2015 seçim düzlemi, daha şimdiden 8 Haziran sonrası Türkiyedeki sınıfsal ve siyasal mücadele, öbekleşme ve çatışma çizgilerinin hangi noktalarda yoğunlaşacağıyla ilgili önemli ipuçları veriyor. Seçimlere beş gün kala, süreci bu ipuçları üzerinden değerlendirmenin, soyut ve kurgusal restorasyon/likidasyon teorileri üzerine akıl yürütmekten daha verimli olacağını düşünüyorum.
***
Seçim düzlemi, birkaç hafta içinde ekonomik konu ve proje lerden Kürtçe Kuran, diyanet, Vatikan, saray, saraydaki klozetler, Kâbe, eşcinsel aday, intihal, MİT TIRları, casusluk, üç legal, üç illegal terör örgütünün oluşturduğu altıgen paralel yapı ve çözüm sürecinin geleceği gibi kimi komik, kimi trajik konulara kaydı. Bu arada, el çabukluğu marifet, Anayasa Mahkemesi imam nikahını hukukileştiren, HSYK da yargıç ve savcılara da başörtüsü takma özgürlüğü bahşeden kararlar verdiler.
Erdoğan ve AKP'nin her zaman olduğu gibi, kendilerine oy getirecek gündemleri öne çıkarmaya çalıştıkları, ama her zamanki kadar başarılı olamadıkları görülüyor.
Biz bunları bir yana koyup, yukarıda sözünü ettiğim ipuçlarına, önümüzdeki dönemin siyasal ortamını önemli ölçüde belirleyecek, son ikisi birbirine yakından bağlı üç önemli başlığa dönelim.
***
Mayıs 2015 işçi hareketliliği; Türkiyenin Ortadoğu/Suriye siyaseti ve çözüm süreci denilen çatışmasızlık ortamının geleceği bu üç başlığı oluşturuyorlar.
Bursada Renault fabrikasından başlayıp, Kocaeli, Gebze, Eskişehir metal işçilerine, oradan en son Aliağa petrol işçilerine sıçrayan direniş, zamanlaması, istemleri, yöntemleri, bu aşamadaki sonuçları ve ileriye ilişkin iletileriyle yeni dönem işçi sınıfı hareketi açısından çok önemli ipuçları verdi.

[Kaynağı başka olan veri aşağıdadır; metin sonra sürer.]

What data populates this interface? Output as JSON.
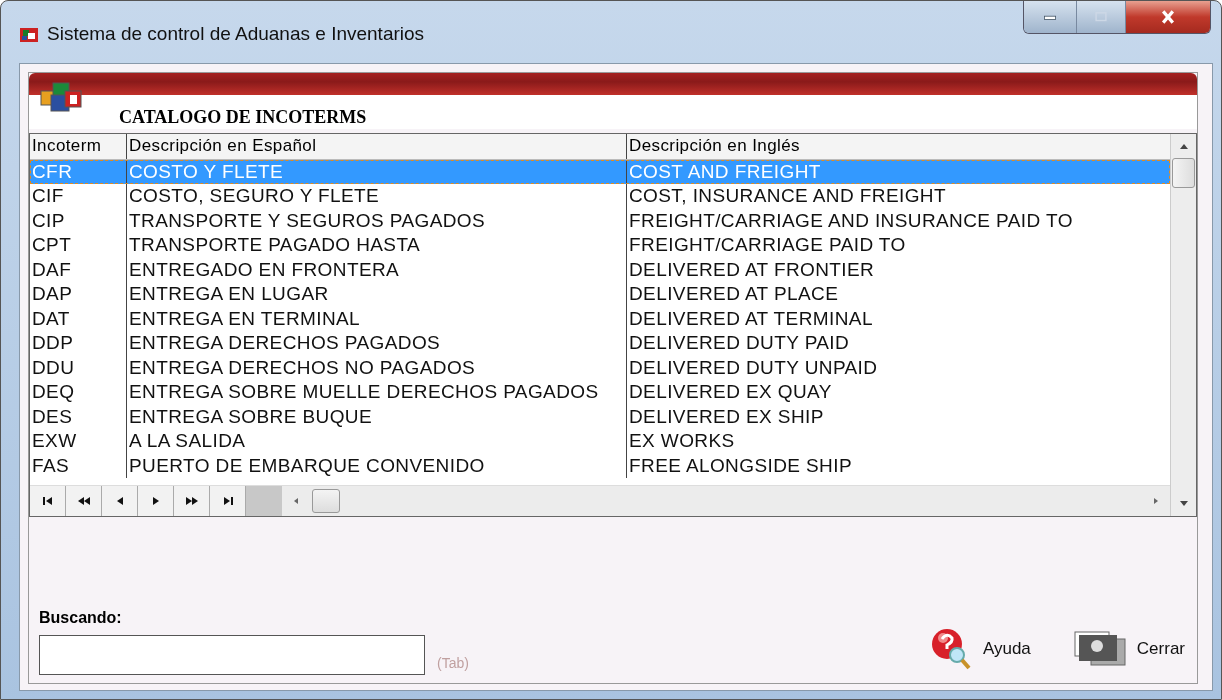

Hızla özetleyelim: Eylemlilik, yan sektörleriyle birlikte büyük ve kilit bir sanayiden, otomotivden sökün etti. Asgari ücret tartışmasının öne çıktığı, AKP sonrası koalisyon olasılıklarının dillendirildiği bir zamanda filizlendi. Fabrikaların içinden, sendikal hareketin dışından mayalandı. İşçilerin doğrudan seçtiği, güvendiği öncü işçiler eyleme başarıyla kurmaylık/önderlik etti. Bu birikimin yaratılmasında, ekonomik ve siyasal mücadeleyi birleştiren yeni türden sınıf örgütlenmesi tipinin, adıyla söylemek gerekirse Metal İşçileri Birliğinin katkısı olduğu anlaşılıyor. Türkiye işçi sınıfı tarihinde ilk kez, işçiler üyesi oldukları sendikayı bu kadar kesin ve kararlı bir biçimde karşılarına aldılar. Direnişin, eylemin hedef tahtasına Türk Metali çaktılar. Daha son söz söylenmedi; ama sapsarı Türk Metalin metal işçileri üzerindeki sultasının kaldırılması yolunda çok önemli, altın değerinde bir adım atılmış oldu. Sermaye ve düzen siyasetçileri bunu kolayca sineye çekmeyecekler. Dur durak bilmeden açılıştan açılışa koşan paniklemiş Erdoğanın, eylemler sürerken, zaman ayırıp Türk-Metal ve Türk-İş başkanlarıya özel toplantı yaptığı, sonra da çalışma bakanına direktifler verdiği haberine bir mim koyalım.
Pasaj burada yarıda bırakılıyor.